Recently, Loges et al. provide new evidence on the regulation and significance of Gas6/Axl activity in cancer. Using three different syngeneic models of transplantation of Gas6−/− bone marrow intro wild type mice, they elucidated that tumors educate tumor infiltrating macrophages to secrete high levels of the Gas6 and its Tyro3, Axl, Mer receptors, leading to tumor growth and metastasis. In other words, Gas6 fosters tumor growth by promoting cancer proliferation [32,33].

According to the development of the HCC, DCP having less Gla residues and lost most coagulant ability increases [12,34]. Furthermore, increased plasma DCP in HCC is related to the presence of vascular invasion, portal vain thrombosis, and intrahepatic metastasis etc. About these, Gas6 exerts prothrombotic properties in the hematopoietic and vascular compartments.

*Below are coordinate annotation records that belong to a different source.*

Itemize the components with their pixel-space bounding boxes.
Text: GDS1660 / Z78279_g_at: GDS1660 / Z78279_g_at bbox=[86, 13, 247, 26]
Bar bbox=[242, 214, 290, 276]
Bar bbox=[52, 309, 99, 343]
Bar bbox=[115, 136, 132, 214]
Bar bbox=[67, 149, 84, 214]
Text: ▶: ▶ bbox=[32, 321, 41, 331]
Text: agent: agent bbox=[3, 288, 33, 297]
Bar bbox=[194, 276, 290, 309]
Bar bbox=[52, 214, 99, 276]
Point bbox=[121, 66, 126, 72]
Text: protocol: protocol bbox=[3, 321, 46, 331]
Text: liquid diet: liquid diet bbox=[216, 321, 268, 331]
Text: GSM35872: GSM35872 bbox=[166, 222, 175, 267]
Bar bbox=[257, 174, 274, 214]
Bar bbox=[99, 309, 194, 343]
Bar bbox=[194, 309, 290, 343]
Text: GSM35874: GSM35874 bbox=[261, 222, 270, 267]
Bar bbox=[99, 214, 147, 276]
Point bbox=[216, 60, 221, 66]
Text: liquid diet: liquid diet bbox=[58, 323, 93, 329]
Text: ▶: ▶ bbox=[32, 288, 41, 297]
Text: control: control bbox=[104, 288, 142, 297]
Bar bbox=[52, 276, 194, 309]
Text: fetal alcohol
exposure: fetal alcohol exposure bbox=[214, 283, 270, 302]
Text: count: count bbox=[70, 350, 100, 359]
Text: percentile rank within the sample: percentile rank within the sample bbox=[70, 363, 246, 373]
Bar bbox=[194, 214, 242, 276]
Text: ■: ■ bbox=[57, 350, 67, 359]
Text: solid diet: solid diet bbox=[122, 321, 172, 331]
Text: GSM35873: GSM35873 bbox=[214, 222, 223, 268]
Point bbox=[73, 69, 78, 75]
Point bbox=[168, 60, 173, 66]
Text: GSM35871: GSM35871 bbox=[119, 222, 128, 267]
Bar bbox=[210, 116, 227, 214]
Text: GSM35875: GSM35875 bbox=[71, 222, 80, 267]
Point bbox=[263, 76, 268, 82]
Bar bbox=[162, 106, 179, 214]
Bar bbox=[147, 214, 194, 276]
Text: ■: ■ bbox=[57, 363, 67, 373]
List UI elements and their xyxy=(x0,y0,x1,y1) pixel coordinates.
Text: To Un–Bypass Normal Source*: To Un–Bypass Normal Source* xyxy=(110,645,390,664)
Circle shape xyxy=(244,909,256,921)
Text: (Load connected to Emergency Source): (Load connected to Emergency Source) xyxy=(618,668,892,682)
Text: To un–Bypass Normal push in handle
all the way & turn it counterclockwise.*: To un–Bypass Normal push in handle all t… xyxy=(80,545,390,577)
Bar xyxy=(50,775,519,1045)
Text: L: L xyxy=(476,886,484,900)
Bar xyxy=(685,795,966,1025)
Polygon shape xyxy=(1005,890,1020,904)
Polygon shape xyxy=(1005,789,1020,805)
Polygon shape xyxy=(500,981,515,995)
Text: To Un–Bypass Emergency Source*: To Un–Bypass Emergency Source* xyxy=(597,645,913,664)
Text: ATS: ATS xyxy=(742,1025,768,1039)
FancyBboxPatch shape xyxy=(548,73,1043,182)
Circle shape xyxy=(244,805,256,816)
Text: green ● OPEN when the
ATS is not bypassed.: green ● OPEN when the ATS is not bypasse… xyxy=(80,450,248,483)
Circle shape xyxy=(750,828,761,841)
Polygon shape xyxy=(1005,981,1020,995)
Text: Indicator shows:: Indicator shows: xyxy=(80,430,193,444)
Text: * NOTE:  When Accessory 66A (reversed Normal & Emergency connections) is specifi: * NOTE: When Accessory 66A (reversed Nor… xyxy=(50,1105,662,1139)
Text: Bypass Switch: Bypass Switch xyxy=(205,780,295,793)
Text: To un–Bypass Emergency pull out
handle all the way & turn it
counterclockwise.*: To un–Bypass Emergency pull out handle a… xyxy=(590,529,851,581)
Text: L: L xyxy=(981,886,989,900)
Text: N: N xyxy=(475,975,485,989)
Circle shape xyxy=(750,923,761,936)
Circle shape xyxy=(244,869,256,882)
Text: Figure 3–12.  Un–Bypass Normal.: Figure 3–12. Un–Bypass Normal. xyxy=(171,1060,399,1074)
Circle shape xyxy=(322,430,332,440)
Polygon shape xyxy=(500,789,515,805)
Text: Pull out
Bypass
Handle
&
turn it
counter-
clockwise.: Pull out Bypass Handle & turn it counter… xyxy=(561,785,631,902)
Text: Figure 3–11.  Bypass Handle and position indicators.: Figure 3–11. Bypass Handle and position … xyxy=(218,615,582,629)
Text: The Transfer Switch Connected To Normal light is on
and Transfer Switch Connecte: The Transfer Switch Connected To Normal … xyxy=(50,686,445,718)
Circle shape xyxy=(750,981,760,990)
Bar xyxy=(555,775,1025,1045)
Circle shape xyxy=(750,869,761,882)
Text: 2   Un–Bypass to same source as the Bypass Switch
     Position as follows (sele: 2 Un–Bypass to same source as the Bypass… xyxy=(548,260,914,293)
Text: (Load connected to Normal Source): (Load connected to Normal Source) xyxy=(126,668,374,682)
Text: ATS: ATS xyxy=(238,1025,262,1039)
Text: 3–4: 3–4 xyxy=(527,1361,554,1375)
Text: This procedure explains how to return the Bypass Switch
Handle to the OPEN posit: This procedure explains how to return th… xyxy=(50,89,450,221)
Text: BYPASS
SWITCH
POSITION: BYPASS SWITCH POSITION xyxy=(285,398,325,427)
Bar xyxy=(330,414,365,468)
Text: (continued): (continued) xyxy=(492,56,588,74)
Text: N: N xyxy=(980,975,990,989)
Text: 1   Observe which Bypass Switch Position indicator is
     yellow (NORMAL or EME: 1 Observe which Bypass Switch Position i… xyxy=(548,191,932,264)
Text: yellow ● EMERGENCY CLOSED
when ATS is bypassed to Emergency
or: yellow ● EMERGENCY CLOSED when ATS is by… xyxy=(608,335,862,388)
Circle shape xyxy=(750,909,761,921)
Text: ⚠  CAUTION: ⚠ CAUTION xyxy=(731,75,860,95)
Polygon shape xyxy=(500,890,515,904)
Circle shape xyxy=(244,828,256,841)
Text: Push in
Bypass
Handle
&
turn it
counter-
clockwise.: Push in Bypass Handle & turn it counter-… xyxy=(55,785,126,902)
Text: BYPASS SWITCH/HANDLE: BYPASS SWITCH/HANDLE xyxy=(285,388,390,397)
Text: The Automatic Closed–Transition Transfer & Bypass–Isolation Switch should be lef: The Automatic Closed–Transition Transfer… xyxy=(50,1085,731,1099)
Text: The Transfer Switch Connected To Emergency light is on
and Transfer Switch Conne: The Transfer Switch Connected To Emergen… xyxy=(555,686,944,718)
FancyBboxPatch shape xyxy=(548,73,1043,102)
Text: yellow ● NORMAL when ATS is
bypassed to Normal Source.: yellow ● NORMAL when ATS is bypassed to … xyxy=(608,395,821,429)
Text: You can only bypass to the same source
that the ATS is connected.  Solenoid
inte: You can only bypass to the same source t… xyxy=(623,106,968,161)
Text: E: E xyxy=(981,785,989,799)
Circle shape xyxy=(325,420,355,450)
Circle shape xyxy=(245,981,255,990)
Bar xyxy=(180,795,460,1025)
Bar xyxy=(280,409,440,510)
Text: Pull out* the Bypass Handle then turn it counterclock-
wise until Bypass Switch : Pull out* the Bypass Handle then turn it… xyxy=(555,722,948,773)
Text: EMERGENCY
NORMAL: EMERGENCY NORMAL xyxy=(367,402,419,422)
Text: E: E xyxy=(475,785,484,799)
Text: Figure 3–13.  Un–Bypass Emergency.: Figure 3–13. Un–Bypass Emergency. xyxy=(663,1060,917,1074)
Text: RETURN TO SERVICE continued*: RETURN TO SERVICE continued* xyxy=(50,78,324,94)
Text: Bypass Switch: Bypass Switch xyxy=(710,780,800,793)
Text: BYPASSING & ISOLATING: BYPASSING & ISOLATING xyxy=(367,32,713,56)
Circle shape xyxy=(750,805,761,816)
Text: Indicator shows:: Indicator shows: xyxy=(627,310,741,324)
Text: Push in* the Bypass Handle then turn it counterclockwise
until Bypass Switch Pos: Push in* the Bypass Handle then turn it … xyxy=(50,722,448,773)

Gas6 that is released (or circulating) subsequently binds to one of the TAMs, which leads to up-regulation of tissue factor. The details of the course are still unknown, and tissue factor can then initiate coagulation, ultimately leading to further thrombotic generation and the formation of fibrin clot [35]. In HCC, the increase of Gas6 may respond to increase of the DCP.

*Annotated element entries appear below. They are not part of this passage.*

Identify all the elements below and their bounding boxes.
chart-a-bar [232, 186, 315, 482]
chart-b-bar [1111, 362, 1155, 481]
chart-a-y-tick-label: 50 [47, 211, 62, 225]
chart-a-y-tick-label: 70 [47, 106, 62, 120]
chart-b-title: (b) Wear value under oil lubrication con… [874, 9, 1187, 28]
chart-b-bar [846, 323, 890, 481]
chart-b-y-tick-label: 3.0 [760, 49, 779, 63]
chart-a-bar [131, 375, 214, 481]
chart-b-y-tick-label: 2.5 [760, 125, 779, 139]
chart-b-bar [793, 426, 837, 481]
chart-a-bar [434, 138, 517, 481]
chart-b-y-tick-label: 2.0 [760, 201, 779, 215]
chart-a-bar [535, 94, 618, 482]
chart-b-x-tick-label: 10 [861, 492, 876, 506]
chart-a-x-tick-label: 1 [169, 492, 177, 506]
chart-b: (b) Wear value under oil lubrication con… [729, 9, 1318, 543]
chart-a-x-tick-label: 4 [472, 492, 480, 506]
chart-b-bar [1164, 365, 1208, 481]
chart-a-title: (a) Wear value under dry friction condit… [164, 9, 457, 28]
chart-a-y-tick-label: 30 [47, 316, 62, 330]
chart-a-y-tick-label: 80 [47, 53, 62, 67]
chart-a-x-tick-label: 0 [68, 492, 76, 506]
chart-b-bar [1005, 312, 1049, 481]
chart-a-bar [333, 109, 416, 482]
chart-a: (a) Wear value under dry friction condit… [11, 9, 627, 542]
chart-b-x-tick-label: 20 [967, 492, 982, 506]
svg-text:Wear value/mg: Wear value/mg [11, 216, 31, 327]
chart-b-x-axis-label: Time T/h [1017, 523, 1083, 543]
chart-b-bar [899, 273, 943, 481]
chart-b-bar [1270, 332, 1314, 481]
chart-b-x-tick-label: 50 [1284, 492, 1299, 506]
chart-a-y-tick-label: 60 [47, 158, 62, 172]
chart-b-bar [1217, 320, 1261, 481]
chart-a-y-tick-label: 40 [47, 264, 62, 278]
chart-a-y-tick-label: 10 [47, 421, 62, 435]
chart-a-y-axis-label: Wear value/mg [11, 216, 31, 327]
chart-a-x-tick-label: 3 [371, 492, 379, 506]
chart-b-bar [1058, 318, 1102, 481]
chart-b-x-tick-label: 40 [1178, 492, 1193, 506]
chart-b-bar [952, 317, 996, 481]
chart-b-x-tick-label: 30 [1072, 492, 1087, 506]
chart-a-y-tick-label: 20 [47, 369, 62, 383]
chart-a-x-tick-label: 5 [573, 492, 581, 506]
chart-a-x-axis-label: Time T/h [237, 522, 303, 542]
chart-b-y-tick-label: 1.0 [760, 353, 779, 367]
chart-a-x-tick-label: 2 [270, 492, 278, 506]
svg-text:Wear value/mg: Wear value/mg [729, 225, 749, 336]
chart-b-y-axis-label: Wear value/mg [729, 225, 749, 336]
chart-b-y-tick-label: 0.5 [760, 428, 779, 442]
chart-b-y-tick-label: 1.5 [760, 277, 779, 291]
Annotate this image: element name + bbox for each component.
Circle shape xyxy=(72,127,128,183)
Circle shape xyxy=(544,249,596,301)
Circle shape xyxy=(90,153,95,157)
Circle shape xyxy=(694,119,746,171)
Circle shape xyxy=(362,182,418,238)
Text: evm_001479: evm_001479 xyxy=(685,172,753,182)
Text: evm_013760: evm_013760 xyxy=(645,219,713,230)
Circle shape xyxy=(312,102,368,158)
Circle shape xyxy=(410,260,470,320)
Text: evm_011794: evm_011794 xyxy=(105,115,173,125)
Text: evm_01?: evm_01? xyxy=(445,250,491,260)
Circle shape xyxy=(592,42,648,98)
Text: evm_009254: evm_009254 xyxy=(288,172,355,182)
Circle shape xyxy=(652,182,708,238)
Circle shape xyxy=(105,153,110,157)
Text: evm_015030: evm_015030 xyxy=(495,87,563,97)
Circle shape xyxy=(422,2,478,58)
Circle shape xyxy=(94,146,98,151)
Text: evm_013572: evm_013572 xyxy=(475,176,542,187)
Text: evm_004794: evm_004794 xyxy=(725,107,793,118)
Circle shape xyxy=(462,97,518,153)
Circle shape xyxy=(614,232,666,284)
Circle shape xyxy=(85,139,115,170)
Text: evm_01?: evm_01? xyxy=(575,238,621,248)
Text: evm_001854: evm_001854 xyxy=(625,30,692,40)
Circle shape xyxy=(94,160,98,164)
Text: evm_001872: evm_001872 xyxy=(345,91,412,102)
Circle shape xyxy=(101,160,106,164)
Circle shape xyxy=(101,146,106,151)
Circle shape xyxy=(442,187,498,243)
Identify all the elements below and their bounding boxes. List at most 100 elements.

Gas6 secreted by macrophages and hepatic stellate cells (HSC) activated into myofibroblastic cells (HSC/ MFB) after experimental acute and chronic CCL4 injury liver inflammation models promotes HSC and HSC/MFB survival and might support transient HSC/MFB accumulation during liver healing [21,22,36].

In another experimental model, the plasma levels of Gas6 increase early after ischemia/reperfusion (I/R), which paralleled the upregulation of Gas6 in hepatic extracts. These findings indicate that Gas6 exerts protective effect against liver I/R injury, emerging as a Gas6 potential novel target in disease clinical setting where hepatic I/R damage occurs such as liver transplantation, hemorrhagic shock or liver surgery [36].

Therefore, the trend of Gas6 is supplied by the inflammatory process of the liver and normalizes it by a process of the inflammatory healing.

The sAxl, Gas6, and urinary γ-Gla levels in those liver diseases (AH, FH, CH, and LC) show approximately good correlation. As for those facts, it is thought that vitamin K metabolism is generally inhibited in those liver diseases. However, levels of Gas6 that not produced with hepatocyte are always lower than levels of sAxl in those liver diseases and normal controls. Therefore, the Gas6/sAxl molar ratios in liver diseases (AH, FH, CH, LC) decreased significantly in comparison with those HCC, and healthy normal controls.

FH did not lead to healing, but the Gas6/sAxl molar ratios were lower than normal adult controls. As for this, various functional deficiency of Gas6 may have brought poor prognosis of FH. Furthermore, the mechanism of the decrease of the secretion of Gas6 in FH may be inhibition of the VK metabolism, increase of cytokines/chemokines or any role for Mer. Future examination is necessary about these.

High sAxl levels may prevent Gas6 interaction with the membrane-bound receptors and inhibit Gas6 specific signaling, whereas low sAxl levels could potentiate Gas6 activity, but further examinations are necessary so that those facts are proved.

A potential ability of sAxl to serve as a natural antagonist of Gas6 could have clinical relevance.

Therefore, we thought that Gas6 and sAxl and Gas6/ sAxl ratio in progress HCC increased than other liver diseases (AH, FH, CH, and LC). These measurements suggest possibility as the biomarkers of the HCC therapy.

When we considered potential treatment for cancer by conventional results, at first a strategy to block supply of Gas6 for the cancer cell is assumed, and a strategy to inhibition Axl signaling pathway for cancer cell is assumed.

Further studies are needed to establish Gas6 and sAxl as important biomarkers for correlation with disease stage and predicting prognosis.